Although Marquez had planned the lunch under the pretext of discussing a similar post-retirement plan for himself, he also asked Hooker how he would approach Dominguez about subcontractors.

In addition to claiming credit for arranging the subcontractors in the first place, Hooker advised Doherty to write a report on what each of the subcontractors did.

But Marquez received conflicting advice from McClain at a similar lunch meeting the two had in Springfield a few weeks later.

“Don’t put anything in writing,” McClain advised between bites of pizza at Saputo’s, a prominent restaurant in Springfield’s political circles. “…I guess all I can do is hurt you.”

Earlier in the meeting, McClain confirmed Marquez’s concern that Dominguez might look at Doherty’s contract through the lens of his former job as a federal prosecutor and begin asking questions. In this case, McClain said Marquez should have explained how valuable the subcontractors were to Madigan’s political organization, adding that the arrangement was a “favor.”

McClain also said ComEd used Doherty’s contract to pay off Madigan allies, allowing “the IRS to come in and say, ‘Who are these guys and what are they doing?’ He also explained that if he says “he is protected from any federal tax investigation.”

“This is Doherty’s contract, so Doherty is the one who has to prove it,” he said.

McClain then offered to speak with Dominguez personally. Marquez, who initially declined assistance on the grounds that the matter was internal to ComEd and McClain’s involvement could be seen as “improper,” invited McClain to a meeting with Dominguez and Hooker in early March 2019.

In grainy video footage of the meeting, McClain explained to Dominguez that subcontractors were a remnant of the “old-fashioned patronage system.”

“’You’re a ward committee member, and we have seven meter readers in your ward, and you can name four of them,’” McClain said of the way utility officials have offered job opportunities to elected officials in the past. “And ComEd has been that way for years.”

McClain named two of the subcontractors and briefly explained their political significance to Madigan before interrupting, then finished by describing them as “good, solid people.”

“And we’re available when we need help, right?” Dominguez asked and McClain replied “hmm.”

None of McClain, Marquez, or Hooker publicly told Dominguez during this meeting that subcontractors were being paid for years without doing any work, but at the end of the meeting Dominguez stated that this arrangement was appropriate.

“Fidel, my view on all this is that it’s like the lobby team itself,” he said. “I hear people say, ‘What are these guys doing? Why do we pay them?’ And then all of a sudden, in that magic moment, they’ll do something—”

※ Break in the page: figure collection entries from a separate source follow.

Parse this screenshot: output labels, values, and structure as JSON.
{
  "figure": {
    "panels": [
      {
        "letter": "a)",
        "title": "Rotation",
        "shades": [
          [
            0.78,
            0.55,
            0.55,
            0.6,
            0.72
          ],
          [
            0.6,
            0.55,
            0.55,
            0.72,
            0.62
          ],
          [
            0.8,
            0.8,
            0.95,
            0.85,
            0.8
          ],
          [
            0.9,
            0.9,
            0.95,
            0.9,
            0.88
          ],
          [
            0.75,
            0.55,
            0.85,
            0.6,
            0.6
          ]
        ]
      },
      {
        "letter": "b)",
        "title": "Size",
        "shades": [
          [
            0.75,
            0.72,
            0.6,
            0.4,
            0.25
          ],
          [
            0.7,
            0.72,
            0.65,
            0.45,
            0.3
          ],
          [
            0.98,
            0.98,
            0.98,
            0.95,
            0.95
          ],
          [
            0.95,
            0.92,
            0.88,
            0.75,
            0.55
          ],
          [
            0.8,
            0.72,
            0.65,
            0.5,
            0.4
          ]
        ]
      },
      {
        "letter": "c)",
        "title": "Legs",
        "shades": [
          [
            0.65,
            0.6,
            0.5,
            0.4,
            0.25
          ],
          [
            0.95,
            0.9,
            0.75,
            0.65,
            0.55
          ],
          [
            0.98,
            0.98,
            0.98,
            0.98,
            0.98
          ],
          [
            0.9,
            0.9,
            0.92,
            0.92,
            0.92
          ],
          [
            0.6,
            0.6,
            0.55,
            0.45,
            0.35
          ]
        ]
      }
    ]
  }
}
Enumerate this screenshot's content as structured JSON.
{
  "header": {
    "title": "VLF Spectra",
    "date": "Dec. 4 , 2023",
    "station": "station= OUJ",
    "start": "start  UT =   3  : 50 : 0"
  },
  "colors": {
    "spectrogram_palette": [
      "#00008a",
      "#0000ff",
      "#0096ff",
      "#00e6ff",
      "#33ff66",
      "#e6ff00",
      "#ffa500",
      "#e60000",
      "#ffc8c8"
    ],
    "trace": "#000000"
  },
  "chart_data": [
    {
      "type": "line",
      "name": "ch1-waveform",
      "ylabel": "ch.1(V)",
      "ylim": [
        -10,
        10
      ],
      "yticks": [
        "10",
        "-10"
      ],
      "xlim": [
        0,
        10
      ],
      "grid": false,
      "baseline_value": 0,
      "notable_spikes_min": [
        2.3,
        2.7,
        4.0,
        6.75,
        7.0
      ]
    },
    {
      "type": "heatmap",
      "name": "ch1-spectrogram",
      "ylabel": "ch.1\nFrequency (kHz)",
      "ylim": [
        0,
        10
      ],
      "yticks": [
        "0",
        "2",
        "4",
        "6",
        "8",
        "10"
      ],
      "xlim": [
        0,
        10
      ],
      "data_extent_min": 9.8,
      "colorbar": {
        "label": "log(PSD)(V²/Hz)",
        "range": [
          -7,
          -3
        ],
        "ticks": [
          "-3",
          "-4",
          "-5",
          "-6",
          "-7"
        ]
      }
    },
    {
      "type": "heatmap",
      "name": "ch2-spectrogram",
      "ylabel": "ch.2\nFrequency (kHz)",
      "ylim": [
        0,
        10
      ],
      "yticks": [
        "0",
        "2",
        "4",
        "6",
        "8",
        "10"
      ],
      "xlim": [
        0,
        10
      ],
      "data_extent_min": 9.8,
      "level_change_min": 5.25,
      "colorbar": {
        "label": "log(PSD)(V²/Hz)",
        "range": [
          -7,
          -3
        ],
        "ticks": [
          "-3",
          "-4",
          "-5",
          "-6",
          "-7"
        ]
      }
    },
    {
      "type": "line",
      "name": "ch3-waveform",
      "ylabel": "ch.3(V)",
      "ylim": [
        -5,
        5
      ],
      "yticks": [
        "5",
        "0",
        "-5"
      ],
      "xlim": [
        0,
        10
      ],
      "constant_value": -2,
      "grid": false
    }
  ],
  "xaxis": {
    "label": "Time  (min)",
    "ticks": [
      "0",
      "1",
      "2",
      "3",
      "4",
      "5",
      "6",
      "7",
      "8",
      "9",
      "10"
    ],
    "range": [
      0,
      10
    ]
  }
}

“This is worth a hundred times what you paid them,” Marquez interjected.

At the end of the hearing Wednesday, Assistant U.S. Attorney Amarjeet Bhachu asked Marquez about the one-on-one conversation he had with Dominguez before the larger meeting; In this meeting, Marquez was a little more frank about the subcontractors not doing enough on this issue. On behalf of ComEd.

“Did he give you any reaction?” Bhachu asked.

“His first reaction was words to the effect of ‘there are some things I want to know and there are some things I don’t want to know,'” Marquez said.